NEW YORK — È comparsa a Milwakee per sostenere la campagna elettorale di Mary Burke, candidata governatore del Wisconsin. Il mese scorso la si è vista in Georgia per aiutare Michelle Nunn nella sua corsa al seggio vacante in Senato. Poco più di niente. Michelle Obama sta facendo una campagna elettorale di basso profilo e di limitatissimo impegno. E dire che con le elezioni di midterm a novembre c’è in ballo la maggioranza al Congresso, il che significa che c’è in ballo che il marito, il presidente, possa tentare di combinar qualcosa nei due anni di mandato che gli restano. 



Ora, mentre un italiano medio potrebbe legittimamente chiedersi perché mai la moglie di un Presidente dovrebbe impegnarsi in campagna elettorale, un americano medio potrebbe altrettanto legittimamente chiedersi perché ci si impegni così poco. Le first ladies italiane — diciamolo, e non per offendere — fanno un po’ da tappezzeria. Quando va bene sono graziose, discrete, e magari anche forti e vigorose, ma nel loro ambito familiare. Qui è diverso. Qui la first lady è proprio, come dire, “il riflesso pubblico del volto umano” del presidente. 



Quantomeno, “l’apparenza del riflesso pubblico del volto umano” del presidente, perché poi come effettivamente se la cavino tra di loro, tra marito e moglie all’interno di quella grande casa bianca lo sanno solo le figlie e Dio. Se il marito è chiamato a mantenere il paese alla guida del mondo, la moglie, di questo paese, ne è un po’ la mamma. Il suo sguardo, le sue attenzioni, le sue energie ed i suoi interventi pubblici sono tutti rivolti al bene dei suoi figli. L’ambito familiare di una first lady americana è la propria nazione. Michelle è una first lady che gli americani sembrano gradire. È vero che a guardarla in faccia a tanti Michelle sembra “cattiva”, è vero che ha fatto qualche uscita inopportuna come l’intrusione alla notte degli Oscar, ma l’indice ufficiale di gradimento dice 60 per cento. Tenendo conto che ci sarà sempre una schiera che la odierà per il solo fatto di essere democratica, 60 per cento è veramente tanto. Complimenti! 

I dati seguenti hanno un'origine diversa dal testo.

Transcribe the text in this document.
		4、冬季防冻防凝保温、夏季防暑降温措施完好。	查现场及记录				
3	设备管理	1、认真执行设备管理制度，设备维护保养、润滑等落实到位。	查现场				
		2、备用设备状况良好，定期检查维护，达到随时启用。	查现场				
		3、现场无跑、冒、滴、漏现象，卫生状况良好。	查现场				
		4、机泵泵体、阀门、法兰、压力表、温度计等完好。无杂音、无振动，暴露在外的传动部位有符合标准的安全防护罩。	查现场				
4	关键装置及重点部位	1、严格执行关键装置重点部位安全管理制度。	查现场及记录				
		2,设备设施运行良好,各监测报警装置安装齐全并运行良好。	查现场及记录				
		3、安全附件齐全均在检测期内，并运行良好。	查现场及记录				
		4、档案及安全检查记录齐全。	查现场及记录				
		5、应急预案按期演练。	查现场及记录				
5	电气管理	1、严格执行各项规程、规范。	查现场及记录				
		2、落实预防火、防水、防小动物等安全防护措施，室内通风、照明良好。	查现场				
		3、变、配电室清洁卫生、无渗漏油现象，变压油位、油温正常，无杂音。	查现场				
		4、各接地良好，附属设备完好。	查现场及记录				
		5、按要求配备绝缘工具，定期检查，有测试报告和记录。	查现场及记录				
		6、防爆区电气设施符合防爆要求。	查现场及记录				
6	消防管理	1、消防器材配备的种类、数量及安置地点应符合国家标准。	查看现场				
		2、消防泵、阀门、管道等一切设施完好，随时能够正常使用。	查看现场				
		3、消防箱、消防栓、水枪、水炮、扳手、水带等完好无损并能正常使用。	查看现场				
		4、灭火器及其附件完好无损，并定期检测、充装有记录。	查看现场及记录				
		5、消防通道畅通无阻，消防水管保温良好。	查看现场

Ovvio poi che la sua figura magnetizzi l’attenzione e l’affetto di donne, afro-americans e minoranze varie. Allora perché la signora si sta spendendo così poco in una campagna elettorale in cui i Democratici rischiano di buscarle? Perché non la vediamo in giro più spesso considerato che ogni volta che compare da qualche parte le platee si affollano ed infiammano?

C’è chi dice che Michelle Obama non ami allontanarsi di casa, che preferisca stare con le sue figlie che trascorrere tempo con attivisti di partito. C’è anche chi dice che in verità la signora ce l’ha a morte (si fa’ per dire) con tanti pezzi grossi del partito democratico perché costoro non hanno preso seriamente alcune delle campagne sociali da lei lanciate e sostenute nel suo ruolo di first “mamma” degli US.

In particolare quella sull’obesità nei bambini, problema serio soprattutto tra la gente di colore. Per i politici, democratici inclusi, questione di poco conto. Evidentemente Michelle — che oltre all’apparente “faccia cattiva” deve avere il suo caratterino — se l’è legata al dito. Quei democratici lì il suo aiuto se lo sognano. 

Ma c’è un’altra questione che interviene ad incidere sulla sua presenza (assenza) in questa campagna. Per quanto attraente sia la sua figura, Michelle resta la moglie di suo marito. Il cognome Obama non è al momento tra i più popolari in America. Se l’approval rate di Michelle è alto, quello di Barack non arriva al 40 per cento. In altre parole, se io, candidato democratico, voglio spendere bene le mie chance di essere eletto, farò meglio a tirare una riga tra me e il presidente perché se il mio angelo custode è uno che oggi come oggi non raccatta la maggioranza, più che un protettore è una pietra d’inciampo. 

Il cognome Obama per i candidati democratici oggi è un ostacolo. Anche “l’utilizzo” di Michelle ne paga le conseguenze. Per quanto riguarda l’immediato futuro sembra che Hillary abbia intenzione di provare a fare come il marito. Magari provare a fare “meglio” del marito. Chissà che prima o poi non ci si metta anche Michelle.